When I take Comments or Reader Comments and put them on here, I take the ones I think people might like or get something from, or laugh at...  There are many, many Comments which I do not type here.  I think that's called "curating" -- Curated comments are made available ...


Reading Bob Dylan's book Chronicles, I am often struck by the feeling of how quintessentially American his life is.

-------------- [excerpt] --------

Chapter 5
River of Ice

The moon was rising behind the Chrysler Building, it was late in the day, street lighting coming on, the low rumble of heavy cars inching along in the narrow streets below -- sleet tapping against the office window. 

Lou Levy was starting and stopping his big tape machine -- diamond ring gleaming off his pinky finger -- cigar smoke hanging in the blue air.  The place was like a room used for interrogation, a fixture like a fruit bowl hanging overhead and a couple of lamps, some brass ones on floor stands.  Below my feet a patterned wood floor. 
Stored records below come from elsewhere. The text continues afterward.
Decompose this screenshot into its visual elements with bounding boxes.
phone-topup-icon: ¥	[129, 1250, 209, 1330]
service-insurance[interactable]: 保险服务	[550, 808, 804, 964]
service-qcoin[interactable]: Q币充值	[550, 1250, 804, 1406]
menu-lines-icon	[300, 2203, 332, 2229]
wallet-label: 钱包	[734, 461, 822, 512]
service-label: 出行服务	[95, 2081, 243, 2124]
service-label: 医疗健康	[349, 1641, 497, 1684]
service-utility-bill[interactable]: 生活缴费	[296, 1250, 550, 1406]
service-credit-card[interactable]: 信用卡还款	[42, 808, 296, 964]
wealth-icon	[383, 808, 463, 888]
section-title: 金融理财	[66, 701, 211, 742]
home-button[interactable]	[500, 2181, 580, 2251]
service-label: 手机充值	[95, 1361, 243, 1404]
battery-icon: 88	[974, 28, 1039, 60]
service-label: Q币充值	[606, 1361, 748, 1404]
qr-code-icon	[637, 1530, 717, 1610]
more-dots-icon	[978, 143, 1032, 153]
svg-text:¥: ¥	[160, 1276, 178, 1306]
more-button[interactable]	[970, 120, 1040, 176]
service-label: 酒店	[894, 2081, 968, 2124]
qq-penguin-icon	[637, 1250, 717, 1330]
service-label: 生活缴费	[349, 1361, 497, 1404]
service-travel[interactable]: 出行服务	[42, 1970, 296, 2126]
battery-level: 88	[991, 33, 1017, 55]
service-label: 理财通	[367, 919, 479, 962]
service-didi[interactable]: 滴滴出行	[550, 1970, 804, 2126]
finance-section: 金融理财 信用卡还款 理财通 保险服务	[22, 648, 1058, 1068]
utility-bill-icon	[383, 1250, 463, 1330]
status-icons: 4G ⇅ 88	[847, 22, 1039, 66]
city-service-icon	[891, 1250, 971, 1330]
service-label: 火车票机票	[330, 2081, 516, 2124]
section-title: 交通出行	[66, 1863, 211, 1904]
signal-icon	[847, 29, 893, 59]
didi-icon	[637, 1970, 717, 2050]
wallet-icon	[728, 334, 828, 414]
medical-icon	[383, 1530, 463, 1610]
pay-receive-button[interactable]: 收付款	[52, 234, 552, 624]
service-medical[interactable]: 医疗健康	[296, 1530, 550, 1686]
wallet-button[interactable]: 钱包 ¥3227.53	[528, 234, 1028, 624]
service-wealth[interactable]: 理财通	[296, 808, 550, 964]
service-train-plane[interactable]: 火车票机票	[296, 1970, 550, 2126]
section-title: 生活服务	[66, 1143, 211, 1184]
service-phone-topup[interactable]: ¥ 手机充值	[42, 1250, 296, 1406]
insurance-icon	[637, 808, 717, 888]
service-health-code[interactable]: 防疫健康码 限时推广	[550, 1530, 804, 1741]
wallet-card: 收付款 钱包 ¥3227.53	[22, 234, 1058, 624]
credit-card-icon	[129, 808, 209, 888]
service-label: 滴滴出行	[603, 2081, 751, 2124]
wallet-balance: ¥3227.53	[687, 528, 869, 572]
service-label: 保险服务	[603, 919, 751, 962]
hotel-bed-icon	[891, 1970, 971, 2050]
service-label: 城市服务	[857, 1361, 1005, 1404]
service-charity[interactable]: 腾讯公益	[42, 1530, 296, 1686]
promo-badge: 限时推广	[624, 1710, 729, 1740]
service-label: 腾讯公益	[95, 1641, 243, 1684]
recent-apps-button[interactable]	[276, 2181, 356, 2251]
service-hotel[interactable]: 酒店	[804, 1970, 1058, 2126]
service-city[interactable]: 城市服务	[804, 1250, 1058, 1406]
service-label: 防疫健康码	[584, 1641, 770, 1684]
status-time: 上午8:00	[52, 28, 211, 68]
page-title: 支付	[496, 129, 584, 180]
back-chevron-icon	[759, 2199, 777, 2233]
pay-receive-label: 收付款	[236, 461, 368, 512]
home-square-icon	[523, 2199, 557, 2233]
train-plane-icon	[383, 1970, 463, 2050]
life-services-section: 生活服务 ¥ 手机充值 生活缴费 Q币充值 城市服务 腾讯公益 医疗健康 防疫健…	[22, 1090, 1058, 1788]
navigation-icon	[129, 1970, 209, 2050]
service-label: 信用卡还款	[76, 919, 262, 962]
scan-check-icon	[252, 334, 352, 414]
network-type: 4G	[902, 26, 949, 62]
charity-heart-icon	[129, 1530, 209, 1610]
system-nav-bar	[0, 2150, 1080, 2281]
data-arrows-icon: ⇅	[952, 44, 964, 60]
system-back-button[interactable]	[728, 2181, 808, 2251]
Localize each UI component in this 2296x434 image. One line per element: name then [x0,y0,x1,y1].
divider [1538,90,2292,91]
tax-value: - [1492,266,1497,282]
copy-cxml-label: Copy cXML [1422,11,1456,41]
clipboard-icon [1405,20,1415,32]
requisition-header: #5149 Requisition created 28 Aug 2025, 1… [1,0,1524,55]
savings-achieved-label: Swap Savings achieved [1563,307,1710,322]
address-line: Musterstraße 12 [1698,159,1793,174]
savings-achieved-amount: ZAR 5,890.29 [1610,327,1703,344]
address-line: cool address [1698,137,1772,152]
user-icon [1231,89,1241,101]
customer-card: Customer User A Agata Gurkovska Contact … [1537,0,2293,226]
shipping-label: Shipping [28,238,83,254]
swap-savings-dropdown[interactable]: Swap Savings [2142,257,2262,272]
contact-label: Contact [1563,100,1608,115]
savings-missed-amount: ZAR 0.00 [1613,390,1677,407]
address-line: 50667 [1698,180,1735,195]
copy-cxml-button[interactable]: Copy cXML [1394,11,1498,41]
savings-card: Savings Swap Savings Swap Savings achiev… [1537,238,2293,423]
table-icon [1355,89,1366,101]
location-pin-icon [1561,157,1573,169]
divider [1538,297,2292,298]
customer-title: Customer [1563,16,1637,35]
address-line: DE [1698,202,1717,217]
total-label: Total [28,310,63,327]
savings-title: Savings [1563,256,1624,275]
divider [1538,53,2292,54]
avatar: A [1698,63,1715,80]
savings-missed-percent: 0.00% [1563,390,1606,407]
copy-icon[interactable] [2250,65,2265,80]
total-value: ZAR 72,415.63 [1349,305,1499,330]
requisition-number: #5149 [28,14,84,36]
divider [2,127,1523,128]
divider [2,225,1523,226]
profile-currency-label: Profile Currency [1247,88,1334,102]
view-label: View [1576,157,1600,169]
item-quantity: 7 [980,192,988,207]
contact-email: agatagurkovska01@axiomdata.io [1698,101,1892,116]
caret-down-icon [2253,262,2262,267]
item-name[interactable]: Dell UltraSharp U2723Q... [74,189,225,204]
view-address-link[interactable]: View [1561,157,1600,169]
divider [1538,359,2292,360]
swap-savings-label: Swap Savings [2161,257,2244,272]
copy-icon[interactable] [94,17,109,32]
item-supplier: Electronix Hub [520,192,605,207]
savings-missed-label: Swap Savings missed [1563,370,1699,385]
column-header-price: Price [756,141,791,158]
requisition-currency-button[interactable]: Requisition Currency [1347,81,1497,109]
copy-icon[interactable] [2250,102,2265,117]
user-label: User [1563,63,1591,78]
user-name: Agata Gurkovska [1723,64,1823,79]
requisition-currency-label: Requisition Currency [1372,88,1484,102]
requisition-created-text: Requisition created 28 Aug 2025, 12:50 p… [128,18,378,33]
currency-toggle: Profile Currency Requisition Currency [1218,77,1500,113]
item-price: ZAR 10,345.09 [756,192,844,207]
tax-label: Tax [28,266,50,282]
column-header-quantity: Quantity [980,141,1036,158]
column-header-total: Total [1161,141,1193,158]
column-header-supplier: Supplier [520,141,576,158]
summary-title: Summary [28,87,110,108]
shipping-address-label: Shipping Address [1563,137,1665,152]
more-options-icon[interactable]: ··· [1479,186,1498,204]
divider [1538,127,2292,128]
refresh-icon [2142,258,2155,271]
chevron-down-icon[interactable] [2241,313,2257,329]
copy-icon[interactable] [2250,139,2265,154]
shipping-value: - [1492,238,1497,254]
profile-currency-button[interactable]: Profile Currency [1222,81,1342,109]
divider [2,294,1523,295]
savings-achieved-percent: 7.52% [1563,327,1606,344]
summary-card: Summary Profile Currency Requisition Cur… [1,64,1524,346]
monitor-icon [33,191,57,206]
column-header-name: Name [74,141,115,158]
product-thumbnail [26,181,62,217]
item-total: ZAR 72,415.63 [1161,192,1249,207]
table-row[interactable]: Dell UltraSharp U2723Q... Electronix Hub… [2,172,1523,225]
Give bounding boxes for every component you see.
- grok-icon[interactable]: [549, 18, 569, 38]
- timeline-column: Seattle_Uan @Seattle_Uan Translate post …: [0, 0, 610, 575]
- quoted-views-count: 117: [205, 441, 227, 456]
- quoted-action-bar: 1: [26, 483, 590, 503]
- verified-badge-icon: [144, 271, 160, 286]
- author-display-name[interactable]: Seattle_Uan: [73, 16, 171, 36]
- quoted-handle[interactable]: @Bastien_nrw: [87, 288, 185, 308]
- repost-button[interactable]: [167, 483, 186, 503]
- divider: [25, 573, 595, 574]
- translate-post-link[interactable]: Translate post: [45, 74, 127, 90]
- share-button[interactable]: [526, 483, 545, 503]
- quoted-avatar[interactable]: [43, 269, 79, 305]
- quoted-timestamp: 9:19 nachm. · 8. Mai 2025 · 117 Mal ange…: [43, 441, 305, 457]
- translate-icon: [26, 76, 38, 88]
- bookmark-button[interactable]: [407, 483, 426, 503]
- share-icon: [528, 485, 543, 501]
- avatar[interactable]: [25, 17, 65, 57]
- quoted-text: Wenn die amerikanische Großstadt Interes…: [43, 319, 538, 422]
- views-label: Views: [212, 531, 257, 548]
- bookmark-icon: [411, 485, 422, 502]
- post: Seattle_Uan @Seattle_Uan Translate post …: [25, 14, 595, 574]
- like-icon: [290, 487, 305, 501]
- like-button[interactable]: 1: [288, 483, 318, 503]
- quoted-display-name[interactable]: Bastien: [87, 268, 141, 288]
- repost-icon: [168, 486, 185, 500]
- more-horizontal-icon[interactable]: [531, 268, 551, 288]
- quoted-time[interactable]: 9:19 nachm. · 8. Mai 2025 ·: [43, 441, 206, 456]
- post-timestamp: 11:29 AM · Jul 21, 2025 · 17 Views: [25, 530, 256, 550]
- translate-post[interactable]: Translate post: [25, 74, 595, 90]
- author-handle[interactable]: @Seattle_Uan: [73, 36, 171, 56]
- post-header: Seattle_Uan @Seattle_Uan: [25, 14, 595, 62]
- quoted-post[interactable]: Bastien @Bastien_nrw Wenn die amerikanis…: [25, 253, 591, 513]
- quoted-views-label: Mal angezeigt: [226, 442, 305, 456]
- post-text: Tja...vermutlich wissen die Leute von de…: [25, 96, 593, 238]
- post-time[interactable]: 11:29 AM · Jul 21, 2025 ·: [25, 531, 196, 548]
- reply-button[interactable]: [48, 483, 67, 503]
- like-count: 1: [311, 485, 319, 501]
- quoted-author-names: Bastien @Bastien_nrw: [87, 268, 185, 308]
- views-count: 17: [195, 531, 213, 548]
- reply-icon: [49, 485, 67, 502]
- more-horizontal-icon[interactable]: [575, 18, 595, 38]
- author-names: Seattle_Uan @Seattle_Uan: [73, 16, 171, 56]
It was a drab room and cluttered with trade magazines -- Cashbox, Billboard, radio survey charts -- an ancient filing cabinet in the corner.  Besides Lou's old metal desk, there were a couple of wood chairs and I sat forward in one of them strumming songs off the guitar.

Recently I had called home.  I did that at least a couple of times a month from one of the many public pay phones around town.  The phone booths were like sanctuaries, step inside of them, shut the accordion type doors and you locked yourself into a private world free of dirt, the noise of the city blocked out. 

The phone booths were private, but the lines back home weren't. 

Back there every household had a party line.  About eight or ten different houses all used the same line, only with different numbers.  If you'd pick up the phone receiver, seldom would the line ever be clear.  There were always other voices.  Nobody ever said anything important over the phone and you didn't ramble on long.  If you wanted to talk to people, you'd usually talk to them in the street, in vacant lots, fields or in cafes, never on the phone.

---------------- [end, excerpt] ----------------

In this part of Chronicles, Dylan is  talking about his early days in NYC, in the early 1960s.

When he calls home and there's a party line -- "home" is Hibbing, Minnesota, up on the Iron Range.